I’ve been making my own broth for awhile now, but recently I decided that my broth could be better. More flavorful. MORE DELICIOUS.
And so– I took my older vegetable broth recipe, kicked it up a notch, and made it better. And that, friends, makes your soup better!
This homemade vegetable broth uses roasted vegetables, and then simmers them with herbs and water until the water transforms into deeeeelicious broth.
Does Homemade Vegetable Broth Taste Better than Store-bought?
YES. No question about it.
That doesn’t mean that I never use store-bought broth. I do– it’s quick, requires zero effort, and I almost always have it on hand.
BUT– homemade broth really does taste better, and it’s HEALTHIER since you can control the ingredients and sodium levels.
What Vegetables Do I Need for Homemade Vegetable Broth?
I recommend that you start with onion, carrot, and celery.
Once you’ve got those three, feel free to play around with other veggies. My favorite to add in are root vegetables like fennel.

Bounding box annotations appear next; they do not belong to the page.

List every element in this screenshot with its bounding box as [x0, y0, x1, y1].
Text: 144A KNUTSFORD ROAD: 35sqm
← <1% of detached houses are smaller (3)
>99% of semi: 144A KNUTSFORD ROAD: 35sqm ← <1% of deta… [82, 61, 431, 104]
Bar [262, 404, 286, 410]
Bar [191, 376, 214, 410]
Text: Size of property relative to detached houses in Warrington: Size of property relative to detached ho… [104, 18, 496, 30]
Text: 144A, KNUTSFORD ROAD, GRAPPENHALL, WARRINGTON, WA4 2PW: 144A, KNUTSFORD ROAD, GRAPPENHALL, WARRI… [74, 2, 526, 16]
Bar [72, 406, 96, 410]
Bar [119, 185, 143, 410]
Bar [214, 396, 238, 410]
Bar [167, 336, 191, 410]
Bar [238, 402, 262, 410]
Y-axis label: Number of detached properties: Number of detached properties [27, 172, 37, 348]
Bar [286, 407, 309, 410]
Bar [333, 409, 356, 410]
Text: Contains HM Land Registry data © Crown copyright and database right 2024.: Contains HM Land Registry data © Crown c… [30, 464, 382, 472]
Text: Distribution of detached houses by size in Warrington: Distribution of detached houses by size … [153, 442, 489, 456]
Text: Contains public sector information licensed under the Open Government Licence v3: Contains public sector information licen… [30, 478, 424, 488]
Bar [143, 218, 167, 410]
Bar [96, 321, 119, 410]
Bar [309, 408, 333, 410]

Can I Use Vegetable Scraps?
Yes. Sort of.
I used to diligently put all of my vegetable scraps in a freezer bag, and periodically add everything from the bag into the broth. Over time, I realized that I wasn’t always getting the best combination of flavors.
Now I’m a little pickier, and usually use the broth bag in my freezer as a way to preserve extra fresh herbs for my next batch of broth.
I don’t recommend saving onion skins, garlic skins, or the inner flesh and seeds from bell peppers, because they make the broth bitter.
Can I Make This Ahead of Time?
Yes! Check the recipe card for freezer directions.
Want more COOKING BASICS? Try these:
Want RECIPES THAT USE VEGETABLE BROTH? Try these:
Homemade Vegetable Broth
Broth Base: (Don't Skip These)
- 1 onion, thickly sliced
- 2 carrots, roughly chopped
- 2 stalks celery, roughly diced, leaves removed + reserved
- 1 TB olive oil
- 1 TB salt
- 2 bay leaves
- 1 cup herbs, loosely packed (fresh or frozen)
- 12 cups water
- 1/2 cup wine (white or red), optional
Broth Extras: (Use What You Have on Hand or Love)
- 4 garlic cloves
- root vegetables such as fennel or turnips
- 1 TB tomato paste
- Preheat oven to 400ºF.
- Lay onions, carrots, and celery on a baking sheet in a single layer. Broth extras: If using garlic or extra root vegetables, add those to the baking sheet too.
- Drizzle veggies with olive oil and salt. Roast about 30 minutes, until veggies are cooked through.
- Add vegetables to a large soup pot, along with all remaining ingredients (including the reserved celery leaves).
- Bring the mixture to a boil, and simmer for about 20 minutes. Strain out any solids (vegetables and herbs) from the broth.
- Use broth right away, refrigerate and use within 3-4 days, or freeze broth in an airtight container for up to 6 months.